Grand National fever grips the household
Saturday: This morning, the young lad arrived into the kitchen with his cupped hands full of coins. 'I want you to back two horses in the Grand National for me,' he explained, and I worried that he's been spending too much time in my company.
Deciding I wouldn't try to sway his opinion, I opened the newspaper and let him have a read through the field. 'I like him...and him,' he said, pointing to Imperial Commander and Teaforthree. 'Two fine choices,' I told him, and jotted his choices on the list that I would later take with me to the bookies. The younger lad was given a horse too, as he is still too young to make up his own mind on such important matters. And he was saddled with Harry the Viking, for obvious reasons. Then the good woman had her say, opting for Tarquinius and Quiscover Fontaine while I opted for Balthazar King, and Chicago Grey – though I found it difficult to be confident about any of them this year.
At 4.15pm, as we gathered around the television, eyes brightened by deluded hopes of financial gain, I had flashbacks of my late grandmother and how she used to send me to the bookies to place a five-punt bet for her on Grand National Day. And here was I, all these years later with a little tribe of my own, and they getting as excited about the unfolding action as millions of Irish people have done ever since the race was first run in 1839.
Irish people have always had a huge role to play in the race either through breeding, training or riding and of course there is the financial support that their compulsive gambling provides. For me it's one of the best days of the year, even if I haven't collected a bean from it for the past two renewals.

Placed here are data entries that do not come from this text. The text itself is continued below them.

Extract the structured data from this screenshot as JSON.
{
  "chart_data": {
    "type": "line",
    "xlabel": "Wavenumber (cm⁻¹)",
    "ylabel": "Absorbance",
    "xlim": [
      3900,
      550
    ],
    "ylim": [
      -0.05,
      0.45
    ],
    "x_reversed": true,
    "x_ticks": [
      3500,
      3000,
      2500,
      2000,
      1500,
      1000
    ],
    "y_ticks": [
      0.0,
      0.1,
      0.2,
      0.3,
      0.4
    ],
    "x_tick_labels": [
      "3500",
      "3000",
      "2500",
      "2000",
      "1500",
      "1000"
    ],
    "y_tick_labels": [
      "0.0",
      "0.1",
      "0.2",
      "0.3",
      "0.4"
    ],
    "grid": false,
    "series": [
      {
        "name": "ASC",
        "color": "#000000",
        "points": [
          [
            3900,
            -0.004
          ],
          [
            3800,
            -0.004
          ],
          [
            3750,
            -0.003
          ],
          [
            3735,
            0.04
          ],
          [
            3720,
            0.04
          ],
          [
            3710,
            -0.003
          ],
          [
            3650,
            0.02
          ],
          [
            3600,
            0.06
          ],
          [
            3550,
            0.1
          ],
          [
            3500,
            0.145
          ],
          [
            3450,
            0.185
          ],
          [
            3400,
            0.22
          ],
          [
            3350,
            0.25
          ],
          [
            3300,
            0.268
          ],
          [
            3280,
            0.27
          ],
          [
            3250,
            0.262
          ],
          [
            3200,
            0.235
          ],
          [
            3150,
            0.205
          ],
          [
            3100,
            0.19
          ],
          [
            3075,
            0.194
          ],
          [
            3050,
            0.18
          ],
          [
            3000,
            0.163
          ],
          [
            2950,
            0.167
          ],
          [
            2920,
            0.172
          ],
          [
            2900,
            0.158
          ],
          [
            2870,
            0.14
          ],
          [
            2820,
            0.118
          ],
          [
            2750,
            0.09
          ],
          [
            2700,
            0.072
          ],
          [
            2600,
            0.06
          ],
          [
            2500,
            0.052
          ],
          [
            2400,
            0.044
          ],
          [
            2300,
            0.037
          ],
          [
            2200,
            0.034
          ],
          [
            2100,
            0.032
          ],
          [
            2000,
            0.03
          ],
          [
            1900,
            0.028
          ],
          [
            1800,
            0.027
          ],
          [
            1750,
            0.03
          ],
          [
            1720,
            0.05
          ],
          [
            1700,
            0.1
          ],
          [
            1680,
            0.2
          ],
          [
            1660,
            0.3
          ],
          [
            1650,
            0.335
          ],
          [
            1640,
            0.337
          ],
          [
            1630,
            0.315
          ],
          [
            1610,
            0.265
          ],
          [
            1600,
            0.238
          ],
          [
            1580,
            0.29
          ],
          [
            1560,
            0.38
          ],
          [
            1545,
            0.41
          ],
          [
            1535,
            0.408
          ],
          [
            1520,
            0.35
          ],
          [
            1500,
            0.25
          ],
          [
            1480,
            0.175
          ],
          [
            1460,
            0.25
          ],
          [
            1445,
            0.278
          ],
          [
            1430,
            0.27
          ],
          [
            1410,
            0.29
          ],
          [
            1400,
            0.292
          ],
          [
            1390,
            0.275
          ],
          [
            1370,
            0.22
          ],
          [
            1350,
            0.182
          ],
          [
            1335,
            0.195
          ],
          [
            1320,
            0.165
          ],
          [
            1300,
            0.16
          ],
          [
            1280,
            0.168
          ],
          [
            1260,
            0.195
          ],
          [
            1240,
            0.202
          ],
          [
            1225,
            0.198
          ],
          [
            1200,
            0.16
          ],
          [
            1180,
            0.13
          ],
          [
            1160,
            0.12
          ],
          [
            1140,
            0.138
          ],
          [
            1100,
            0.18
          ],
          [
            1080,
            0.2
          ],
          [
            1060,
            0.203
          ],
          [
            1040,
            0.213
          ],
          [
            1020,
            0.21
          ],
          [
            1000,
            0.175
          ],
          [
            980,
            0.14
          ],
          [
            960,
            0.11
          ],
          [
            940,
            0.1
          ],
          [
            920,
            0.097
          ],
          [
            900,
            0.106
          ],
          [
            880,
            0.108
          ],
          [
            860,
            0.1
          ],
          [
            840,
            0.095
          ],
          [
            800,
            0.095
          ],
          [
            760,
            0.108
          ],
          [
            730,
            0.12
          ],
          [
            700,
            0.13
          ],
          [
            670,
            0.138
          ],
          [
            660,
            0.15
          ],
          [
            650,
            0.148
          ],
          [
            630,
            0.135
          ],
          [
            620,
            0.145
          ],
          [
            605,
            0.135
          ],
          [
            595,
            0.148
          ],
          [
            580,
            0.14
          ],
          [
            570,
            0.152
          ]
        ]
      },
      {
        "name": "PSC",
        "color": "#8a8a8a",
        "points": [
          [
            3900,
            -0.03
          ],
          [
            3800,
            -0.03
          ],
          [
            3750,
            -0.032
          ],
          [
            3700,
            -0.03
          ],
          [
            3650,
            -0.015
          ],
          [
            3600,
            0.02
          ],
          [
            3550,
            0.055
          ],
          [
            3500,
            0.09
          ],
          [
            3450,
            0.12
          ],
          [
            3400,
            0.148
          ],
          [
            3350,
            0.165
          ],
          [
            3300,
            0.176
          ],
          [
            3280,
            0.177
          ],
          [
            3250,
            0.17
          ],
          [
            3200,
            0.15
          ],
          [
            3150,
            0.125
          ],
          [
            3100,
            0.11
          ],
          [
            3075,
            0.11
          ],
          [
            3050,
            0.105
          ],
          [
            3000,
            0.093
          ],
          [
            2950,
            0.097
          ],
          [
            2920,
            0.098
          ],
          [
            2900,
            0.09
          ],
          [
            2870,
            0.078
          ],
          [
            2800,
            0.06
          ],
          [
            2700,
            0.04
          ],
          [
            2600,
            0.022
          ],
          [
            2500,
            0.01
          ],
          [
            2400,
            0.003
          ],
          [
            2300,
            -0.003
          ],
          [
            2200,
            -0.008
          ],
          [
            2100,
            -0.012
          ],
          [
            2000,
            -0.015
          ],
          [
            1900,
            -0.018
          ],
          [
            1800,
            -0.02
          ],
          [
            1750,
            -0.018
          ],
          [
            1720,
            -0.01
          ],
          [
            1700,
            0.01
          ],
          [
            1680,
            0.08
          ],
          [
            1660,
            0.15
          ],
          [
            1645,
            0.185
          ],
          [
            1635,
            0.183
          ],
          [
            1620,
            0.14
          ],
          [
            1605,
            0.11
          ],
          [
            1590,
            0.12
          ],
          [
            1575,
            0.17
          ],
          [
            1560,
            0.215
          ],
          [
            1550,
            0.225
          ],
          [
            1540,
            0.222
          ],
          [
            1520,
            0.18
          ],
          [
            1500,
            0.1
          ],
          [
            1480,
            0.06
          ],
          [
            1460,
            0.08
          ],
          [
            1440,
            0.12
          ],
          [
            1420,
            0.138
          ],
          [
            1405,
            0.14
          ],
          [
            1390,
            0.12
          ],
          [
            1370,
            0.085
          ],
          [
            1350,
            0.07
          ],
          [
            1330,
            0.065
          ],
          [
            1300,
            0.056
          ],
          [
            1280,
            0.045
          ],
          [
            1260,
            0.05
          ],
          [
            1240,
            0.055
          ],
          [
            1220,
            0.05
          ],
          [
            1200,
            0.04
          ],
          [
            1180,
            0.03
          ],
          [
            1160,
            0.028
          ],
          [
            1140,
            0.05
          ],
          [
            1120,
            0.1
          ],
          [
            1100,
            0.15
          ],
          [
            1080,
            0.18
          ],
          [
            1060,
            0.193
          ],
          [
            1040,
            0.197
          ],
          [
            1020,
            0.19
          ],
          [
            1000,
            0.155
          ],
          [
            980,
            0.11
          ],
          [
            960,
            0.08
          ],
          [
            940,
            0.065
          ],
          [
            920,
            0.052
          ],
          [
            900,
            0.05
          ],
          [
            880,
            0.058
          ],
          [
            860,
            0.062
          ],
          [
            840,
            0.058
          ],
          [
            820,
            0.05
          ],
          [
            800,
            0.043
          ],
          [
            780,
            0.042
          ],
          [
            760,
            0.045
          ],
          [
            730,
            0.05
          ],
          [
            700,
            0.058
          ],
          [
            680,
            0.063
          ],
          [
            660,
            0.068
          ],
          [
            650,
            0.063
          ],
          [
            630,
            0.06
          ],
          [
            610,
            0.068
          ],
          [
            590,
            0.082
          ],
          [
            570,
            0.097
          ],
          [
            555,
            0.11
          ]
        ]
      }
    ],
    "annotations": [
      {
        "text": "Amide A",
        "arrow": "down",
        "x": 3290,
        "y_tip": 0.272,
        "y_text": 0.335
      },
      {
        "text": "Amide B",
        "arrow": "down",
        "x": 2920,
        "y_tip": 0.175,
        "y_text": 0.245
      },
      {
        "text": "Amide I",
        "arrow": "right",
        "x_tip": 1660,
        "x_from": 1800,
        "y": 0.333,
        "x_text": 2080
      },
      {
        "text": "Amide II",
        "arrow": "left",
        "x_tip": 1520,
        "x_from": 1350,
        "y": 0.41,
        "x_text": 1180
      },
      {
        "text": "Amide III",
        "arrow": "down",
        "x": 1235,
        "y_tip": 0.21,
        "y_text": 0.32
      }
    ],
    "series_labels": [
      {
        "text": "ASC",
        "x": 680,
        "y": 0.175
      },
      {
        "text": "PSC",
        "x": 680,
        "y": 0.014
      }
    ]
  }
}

As it turned out the young lad was the only one who collected this year, as Teaforthree finished third to 66/1 'shock' winner Auroras Encore. For the rest of us it's back to the drawing board, and we promised each other that next year we'll stay away from any horse that has decent recent form in the build-up to Aintree – surely a kiss of death. Then again they do say form is temporary, while class is permanent, and Auroras Encore showed plenty of class today. Next year, I'm going at it with a blindfold.
Sunday: It has been a week of lists. Shopping lists; DIYD (last D is for Don't) lists; lists of things to do about the house before the good woman catches up with me, and lists of horses that may or may not perform at Aintree. However, the two most memorable lists to surface over the past week were issued by the BBC, and the Times Educational Supplement respectively. One focused on popular music choices and the other concentrated on favourite books. BBC Radio 2 was the first to deliver, with their listeners' favourite 100 albums of all-time, as chosen from a list of the 100 most played albums on the station.
Public decisions rarely fail to prompt scoffing, and with Coldplay's A Rush of Blood to the Head voted into the number one slot, the members of the 'credible-music-loving jury' were up in arms. Keane's Hope and Fears was in second position, while Duran Duran's Rio came in third; music die-hards and critics the world over would have tumbled from their bar stools at the omission of The Beatles/Floyd/Rolling Stones/Bob Dylan/Simon & Garfunkel etc from the top three.
On the second list, 500 teachers were asked to name their favourite book of all-time, with Jane Austen's Pride and Prejudice coming out on top. However, To Kill A Mocking Bird, by Harper Lee, was the runner-up. If I was to advise anyone to check out a classic that they have not got round to reading, then this is it (or anything by Jilly Cooper).
If you would like to read both lists in full then Google BBC Radio 2's all time favourite albums and BBC News Pride and Prejudice, and enjoy the debate that will ensue both inside and outside your head.